When One Password Brings a Business to a Halt: How Safaricom Is Rethinking Cyber Resilience

Frankline Okata, Ag. Chief Enterprise Business Officer, Safaricom PLC.

At seven o’clock on a normal workday morning, everything should be running on autopilot. Systems boot up. Orders appear on dashboards. Drivers collect their routes and roll out.

But on this particular morning, nothing works.

The production system refuses to load. Orders confirmed the night before have vanished. Emails bounce back. Drivers stand idle in the yard, unable to access their digital route sheets.

The problem does not start with a sophisticated hack. It begins with a familiar mistake — a single employee account compromised because the same password was reused across multiple platforms.

When Safaricom Business leaders share this scenario with executives, the reaction is often quiet and uncomfortable. Many admit the same thing: in the rush to scale, everyday digital risks are easy to overlook, until they bring everything to a standstill.

Across Kenya’s economy, the pattern repeats itself. Hospitals are struggling to protect patient records. SACCOs are under pressure to secure member data. Logistics firms depend on tightly synchronised systems, while retailers cannot afford even an hour of downtime.

Different sectors, same reality — digital transformation is moving fast, but security habits are lagging behind.

This growing gap is shaping Safaricom Business’ cybersecurity focus at a time when Kenya’s digital footprint is expanding rapidly. Cloud adoption, mobile-first services, connected devices and data-driven decision-making are now standard across industries. At the same time, cybercriminals are increasingly targeting critical infrastructure in finance, healthcare, energy, education and government.

The risks — and their cost — were a central theme at the 2025 Safaricom Cybersecurity Summit, held under the banner “Powering Progress. Securing Growth.” Participants agreed that cybersecurity can no longer be treated as an IT issue. It has become a business survival issue.

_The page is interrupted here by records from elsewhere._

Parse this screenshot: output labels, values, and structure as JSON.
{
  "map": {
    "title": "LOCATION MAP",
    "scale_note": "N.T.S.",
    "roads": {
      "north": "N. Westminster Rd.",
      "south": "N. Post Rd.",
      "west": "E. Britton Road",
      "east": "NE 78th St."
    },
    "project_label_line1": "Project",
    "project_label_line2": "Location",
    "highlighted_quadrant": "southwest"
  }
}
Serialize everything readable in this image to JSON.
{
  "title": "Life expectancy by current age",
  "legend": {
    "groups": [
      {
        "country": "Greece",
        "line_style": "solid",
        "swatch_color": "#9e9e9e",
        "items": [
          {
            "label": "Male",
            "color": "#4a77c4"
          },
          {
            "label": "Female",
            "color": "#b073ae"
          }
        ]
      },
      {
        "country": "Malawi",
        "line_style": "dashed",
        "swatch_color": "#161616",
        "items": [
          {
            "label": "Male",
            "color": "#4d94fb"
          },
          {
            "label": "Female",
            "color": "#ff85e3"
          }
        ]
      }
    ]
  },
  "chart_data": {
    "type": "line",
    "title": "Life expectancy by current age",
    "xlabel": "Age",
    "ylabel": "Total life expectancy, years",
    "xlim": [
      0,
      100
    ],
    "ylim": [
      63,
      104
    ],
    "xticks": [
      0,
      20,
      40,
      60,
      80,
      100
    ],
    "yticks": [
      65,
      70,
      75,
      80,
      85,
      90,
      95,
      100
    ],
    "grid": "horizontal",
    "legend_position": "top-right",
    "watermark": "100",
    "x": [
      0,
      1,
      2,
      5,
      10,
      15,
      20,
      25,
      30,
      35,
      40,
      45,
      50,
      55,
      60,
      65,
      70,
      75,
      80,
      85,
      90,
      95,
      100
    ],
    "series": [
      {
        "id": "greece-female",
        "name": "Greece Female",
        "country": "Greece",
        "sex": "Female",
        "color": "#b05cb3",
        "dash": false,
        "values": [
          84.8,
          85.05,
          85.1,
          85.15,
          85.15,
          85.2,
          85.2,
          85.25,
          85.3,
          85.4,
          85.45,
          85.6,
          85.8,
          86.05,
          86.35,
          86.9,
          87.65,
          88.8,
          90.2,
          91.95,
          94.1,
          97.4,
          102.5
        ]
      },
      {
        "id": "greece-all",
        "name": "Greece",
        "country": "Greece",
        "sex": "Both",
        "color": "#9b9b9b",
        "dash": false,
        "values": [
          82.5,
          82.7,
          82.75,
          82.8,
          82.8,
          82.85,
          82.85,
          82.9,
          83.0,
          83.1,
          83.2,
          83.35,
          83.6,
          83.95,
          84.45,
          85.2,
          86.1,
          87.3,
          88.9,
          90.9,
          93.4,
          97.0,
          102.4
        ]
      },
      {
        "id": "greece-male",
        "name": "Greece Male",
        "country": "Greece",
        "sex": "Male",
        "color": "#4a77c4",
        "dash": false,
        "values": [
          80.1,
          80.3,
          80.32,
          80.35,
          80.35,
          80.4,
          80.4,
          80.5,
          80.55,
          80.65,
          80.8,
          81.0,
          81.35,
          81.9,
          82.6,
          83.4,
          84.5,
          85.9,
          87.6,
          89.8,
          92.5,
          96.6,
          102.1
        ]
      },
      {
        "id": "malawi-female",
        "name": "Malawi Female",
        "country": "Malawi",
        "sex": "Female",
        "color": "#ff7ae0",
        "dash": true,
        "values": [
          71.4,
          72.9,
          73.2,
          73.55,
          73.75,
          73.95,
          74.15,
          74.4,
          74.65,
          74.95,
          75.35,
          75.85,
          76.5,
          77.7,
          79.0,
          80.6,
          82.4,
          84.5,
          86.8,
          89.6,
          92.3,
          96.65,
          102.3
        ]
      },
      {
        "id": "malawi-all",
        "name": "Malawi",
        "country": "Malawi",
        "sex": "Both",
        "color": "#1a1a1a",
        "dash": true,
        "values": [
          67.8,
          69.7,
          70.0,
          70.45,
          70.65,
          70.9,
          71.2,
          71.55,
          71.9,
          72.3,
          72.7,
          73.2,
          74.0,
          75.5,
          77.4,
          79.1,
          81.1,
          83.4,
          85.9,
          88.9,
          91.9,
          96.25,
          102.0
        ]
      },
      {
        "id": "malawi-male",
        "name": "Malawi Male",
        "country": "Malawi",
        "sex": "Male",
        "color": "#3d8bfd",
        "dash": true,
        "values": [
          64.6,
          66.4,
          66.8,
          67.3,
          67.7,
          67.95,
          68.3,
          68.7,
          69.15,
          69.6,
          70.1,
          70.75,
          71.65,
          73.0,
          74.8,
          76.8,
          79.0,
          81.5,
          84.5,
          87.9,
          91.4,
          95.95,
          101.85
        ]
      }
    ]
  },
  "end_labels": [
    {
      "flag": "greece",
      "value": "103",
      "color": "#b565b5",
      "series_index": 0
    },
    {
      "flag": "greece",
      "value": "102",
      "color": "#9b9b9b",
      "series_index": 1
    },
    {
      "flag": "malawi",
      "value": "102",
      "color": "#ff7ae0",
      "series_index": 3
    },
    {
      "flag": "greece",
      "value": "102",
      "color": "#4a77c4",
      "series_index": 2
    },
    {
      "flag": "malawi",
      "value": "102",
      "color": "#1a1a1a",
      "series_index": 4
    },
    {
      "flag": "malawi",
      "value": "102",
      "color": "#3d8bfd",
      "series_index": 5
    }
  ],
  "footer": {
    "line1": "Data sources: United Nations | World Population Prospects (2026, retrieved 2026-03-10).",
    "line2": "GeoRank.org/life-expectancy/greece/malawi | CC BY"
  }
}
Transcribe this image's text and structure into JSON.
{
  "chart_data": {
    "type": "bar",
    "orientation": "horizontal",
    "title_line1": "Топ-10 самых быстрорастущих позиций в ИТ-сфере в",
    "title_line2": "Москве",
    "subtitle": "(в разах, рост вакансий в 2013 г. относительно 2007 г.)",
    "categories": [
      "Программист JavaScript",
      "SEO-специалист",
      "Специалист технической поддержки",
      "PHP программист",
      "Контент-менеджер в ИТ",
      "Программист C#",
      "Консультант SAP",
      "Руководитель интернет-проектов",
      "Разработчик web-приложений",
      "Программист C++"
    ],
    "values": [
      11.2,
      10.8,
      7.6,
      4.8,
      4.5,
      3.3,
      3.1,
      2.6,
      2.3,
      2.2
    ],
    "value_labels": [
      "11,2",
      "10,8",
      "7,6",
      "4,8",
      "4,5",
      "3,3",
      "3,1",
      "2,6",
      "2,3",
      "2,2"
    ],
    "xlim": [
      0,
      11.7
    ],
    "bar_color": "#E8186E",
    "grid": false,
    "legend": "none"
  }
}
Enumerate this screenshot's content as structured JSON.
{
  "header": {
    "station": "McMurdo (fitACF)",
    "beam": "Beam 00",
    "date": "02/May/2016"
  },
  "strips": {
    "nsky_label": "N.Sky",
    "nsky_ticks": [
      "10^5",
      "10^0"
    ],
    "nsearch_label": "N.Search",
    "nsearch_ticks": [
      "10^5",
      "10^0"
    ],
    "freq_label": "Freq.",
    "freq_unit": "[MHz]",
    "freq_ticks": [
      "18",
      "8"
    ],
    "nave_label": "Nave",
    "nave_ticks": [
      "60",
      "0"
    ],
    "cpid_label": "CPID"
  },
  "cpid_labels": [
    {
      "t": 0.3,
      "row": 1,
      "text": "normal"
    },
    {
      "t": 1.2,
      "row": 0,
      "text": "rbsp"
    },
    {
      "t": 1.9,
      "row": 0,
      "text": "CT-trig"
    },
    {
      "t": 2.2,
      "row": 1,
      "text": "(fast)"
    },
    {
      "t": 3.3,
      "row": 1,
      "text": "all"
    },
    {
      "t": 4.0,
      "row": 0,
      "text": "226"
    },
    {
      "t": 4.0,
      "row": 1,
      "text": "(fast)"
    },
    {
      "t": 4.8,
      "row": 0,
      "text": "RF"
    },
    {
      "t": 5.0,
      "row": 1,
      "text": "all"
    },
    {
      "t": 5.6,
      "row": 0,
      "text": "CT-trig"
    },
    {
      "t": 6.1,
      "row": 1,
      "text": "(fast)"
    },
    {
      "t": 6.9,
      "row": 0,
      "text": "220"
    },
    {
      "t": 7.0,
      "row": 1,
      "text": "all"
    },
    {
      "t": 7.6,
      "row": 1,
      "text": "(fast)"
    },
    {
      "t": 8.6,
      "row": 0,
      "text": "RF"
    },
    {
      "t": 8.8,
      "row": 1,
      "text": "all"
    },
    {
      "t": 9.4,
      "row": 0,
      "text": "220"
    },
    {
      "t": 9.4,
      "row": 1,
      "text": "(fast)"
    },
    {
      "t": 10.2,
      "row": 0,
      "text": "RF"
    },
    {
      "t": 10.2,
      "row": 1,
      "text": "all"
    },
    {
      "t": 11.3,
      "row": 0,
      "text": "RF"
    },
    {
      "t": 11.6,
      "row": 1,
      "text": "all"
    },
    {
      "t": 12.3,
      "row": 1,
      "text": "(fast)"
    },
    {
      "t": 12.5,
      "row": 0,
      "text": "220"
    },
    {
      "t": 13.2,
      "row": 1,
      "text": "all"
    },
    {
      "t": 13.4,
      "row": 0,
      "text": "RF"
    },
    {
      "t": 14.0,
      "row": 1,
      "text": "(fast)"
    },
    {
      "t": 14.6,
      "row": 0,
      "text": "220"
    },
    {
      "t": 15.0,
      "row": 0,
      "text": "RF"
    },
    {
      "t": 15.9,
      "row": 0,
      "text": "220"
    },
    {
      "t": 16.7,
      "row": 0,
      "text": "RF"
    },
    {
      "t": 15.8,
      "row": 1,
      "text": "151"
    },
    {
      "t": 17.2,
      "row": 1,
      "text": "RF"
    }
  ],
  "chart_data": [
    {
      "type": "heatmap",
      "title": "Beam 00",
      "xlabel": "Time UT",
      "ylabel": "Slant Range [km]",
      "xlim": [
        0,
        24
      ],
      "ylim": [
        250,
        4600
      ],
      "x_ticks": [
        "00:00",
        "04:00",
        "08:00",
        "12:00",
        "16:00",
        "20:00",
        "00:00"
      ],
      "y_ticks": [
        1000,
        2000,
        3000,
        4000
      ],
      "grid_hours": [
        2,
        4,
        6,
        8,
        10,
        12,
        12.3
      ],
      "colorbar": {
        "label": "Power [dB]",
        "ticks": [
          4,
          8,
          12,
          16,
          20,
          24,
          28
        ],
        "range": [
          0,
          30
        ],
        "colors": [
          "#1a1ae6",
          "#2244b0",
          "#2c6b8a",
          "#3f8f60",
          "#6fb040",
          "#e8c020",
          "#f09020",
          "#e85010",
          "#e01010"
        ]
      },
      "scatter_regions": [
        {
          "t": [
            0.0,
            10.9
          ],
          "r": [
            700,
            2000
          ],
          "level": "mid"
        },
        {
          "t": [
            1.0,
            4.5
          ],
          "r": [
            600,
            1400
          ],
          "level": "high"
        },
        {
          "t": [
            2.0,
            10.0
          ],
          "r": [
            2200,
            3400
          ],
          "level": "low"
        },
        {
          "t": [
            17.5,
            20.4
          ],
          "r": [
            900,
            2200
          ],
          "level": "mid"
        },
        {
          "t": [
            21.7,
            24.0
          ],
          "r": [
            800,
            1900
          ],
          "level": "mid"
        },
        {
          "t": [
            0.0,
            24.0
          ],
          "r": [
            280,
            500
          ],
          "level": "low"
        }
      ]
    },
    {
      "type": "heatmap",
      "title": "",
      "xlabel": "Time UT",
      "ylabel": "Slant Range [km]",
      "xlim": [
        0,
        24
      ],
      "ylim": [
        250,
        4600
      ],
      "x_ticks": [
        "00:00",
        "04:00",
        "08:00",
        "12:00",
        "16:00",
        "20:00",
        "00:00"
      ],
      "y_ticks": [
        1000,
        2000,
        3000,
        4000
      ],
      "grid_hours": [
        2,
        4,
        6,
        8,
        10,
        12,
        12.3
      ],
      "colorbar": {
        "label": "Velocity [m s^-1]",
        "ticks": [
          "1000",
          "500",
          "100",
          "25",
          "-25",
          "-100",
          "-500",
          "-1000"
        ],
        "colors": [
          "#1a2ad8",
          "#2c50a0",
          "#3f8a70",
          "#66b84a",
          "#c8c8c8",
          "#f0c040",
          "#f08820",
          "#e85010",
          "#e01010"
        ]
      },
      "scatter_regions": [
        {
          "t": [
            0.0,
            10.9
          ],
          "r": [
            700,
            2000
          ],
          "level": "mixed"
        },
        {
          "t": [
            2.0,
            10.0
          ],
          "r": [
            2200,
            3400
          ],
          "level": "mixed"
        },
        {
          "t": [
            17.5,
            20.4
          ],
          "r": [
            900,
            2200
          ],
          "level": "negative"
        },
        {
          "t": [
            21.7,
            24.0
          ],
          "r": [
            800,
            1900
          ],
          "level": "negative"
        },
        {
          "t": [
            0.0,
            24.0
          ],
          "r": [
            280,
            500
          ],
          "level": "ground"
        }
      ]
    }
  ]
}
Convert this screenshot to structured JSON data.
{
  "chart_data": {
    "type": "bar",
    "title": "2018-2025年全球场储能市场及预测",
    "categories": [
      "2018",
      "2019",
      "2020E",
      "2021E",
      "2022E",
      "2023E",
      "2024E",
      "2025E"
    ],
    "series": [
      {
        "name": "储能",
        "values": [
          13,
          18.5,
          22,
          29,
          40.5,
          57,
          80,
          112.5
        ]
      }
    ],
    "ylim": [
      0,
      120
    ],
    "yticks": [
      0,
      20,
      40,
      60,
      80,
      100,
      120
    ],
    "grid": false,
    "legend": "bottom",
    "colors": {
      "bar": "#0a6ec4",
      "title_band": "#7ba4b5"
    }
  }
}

The timing is especially critical as the festive season approaches. Cybersecurity experts warn that attacks tend to spike during public holidays and weekends, sometimes by as much as 30 per cent globally, as organisations deal with higher online activity and reduced vigilance — particularly in financial services.

Safaricom Business says its starting point with enterprises is often simple awareness. Many organisations are unaware of how exposed they are due to outdated systems, weak access controls or misconfigured devices.

Through risk assessments, audits and penetration testing, businesses gain a clearer picture of where their biggest vulnerabilities lie.

Once risks are identified, the focus shifts to protection that fits day-to-day operations. This includes secure internet filtering, enterprise firewalls, email and application security, and endpoint protection for the laptops and mobile devices employees rely on daily. These measures address the most common incidents Safaricom sees locally, including credential theft and malware.

Yet technology alone is not enough. Human error remains one of the biggest entry points for attackers. Safaricom Business has placed growing emphasis on cybersecurity awareness training, helping employees — including senior executives — recognise threats and make safer decisions online.

When incidents do happen, response time matters. Safaricom’s Managed Security Operations Centre provides continuous monitoring, early alerts and response support, helping businesses contain threats before they escalate into prolonged outages. This capability is supported by global technology partners such as Fortinet, Cloudflare and NetScout, combined with Safaricom’s on-the-ground expertise.

Security, Safaricom says, must also be built into the foundations of growth. Its fibre, dedicated internet, SD-WAN and 5G connectivity services are designed with embedded security. For businesses moving to the cloud, secure hosting, backup and continuity services help reduce disruption. As IoT adoption grows across logistics, utilities, retail and agriculture, secure SIM management and monitoring aim to protect increasingly connected operations.

What sets Safaricom Business apart, the company argues, is its holistic view of cyber defence. Rather than protecting isolated systems, it focuses on the entire digital ecosystem — from connectivity and cloud to devices, applications, payments and IoT.

As Kenya’s digital economy continues to expand, the message from Safaricom Business is clear: growth without resilience is fragile. The organisations that invest in visibility, strong defences, informed teams and rapid response will be better placed to grow without interruption.

For Safaricom, the goal is not just to help businesses stay online, but to help them move forward with confidence — even when the unexpected happens.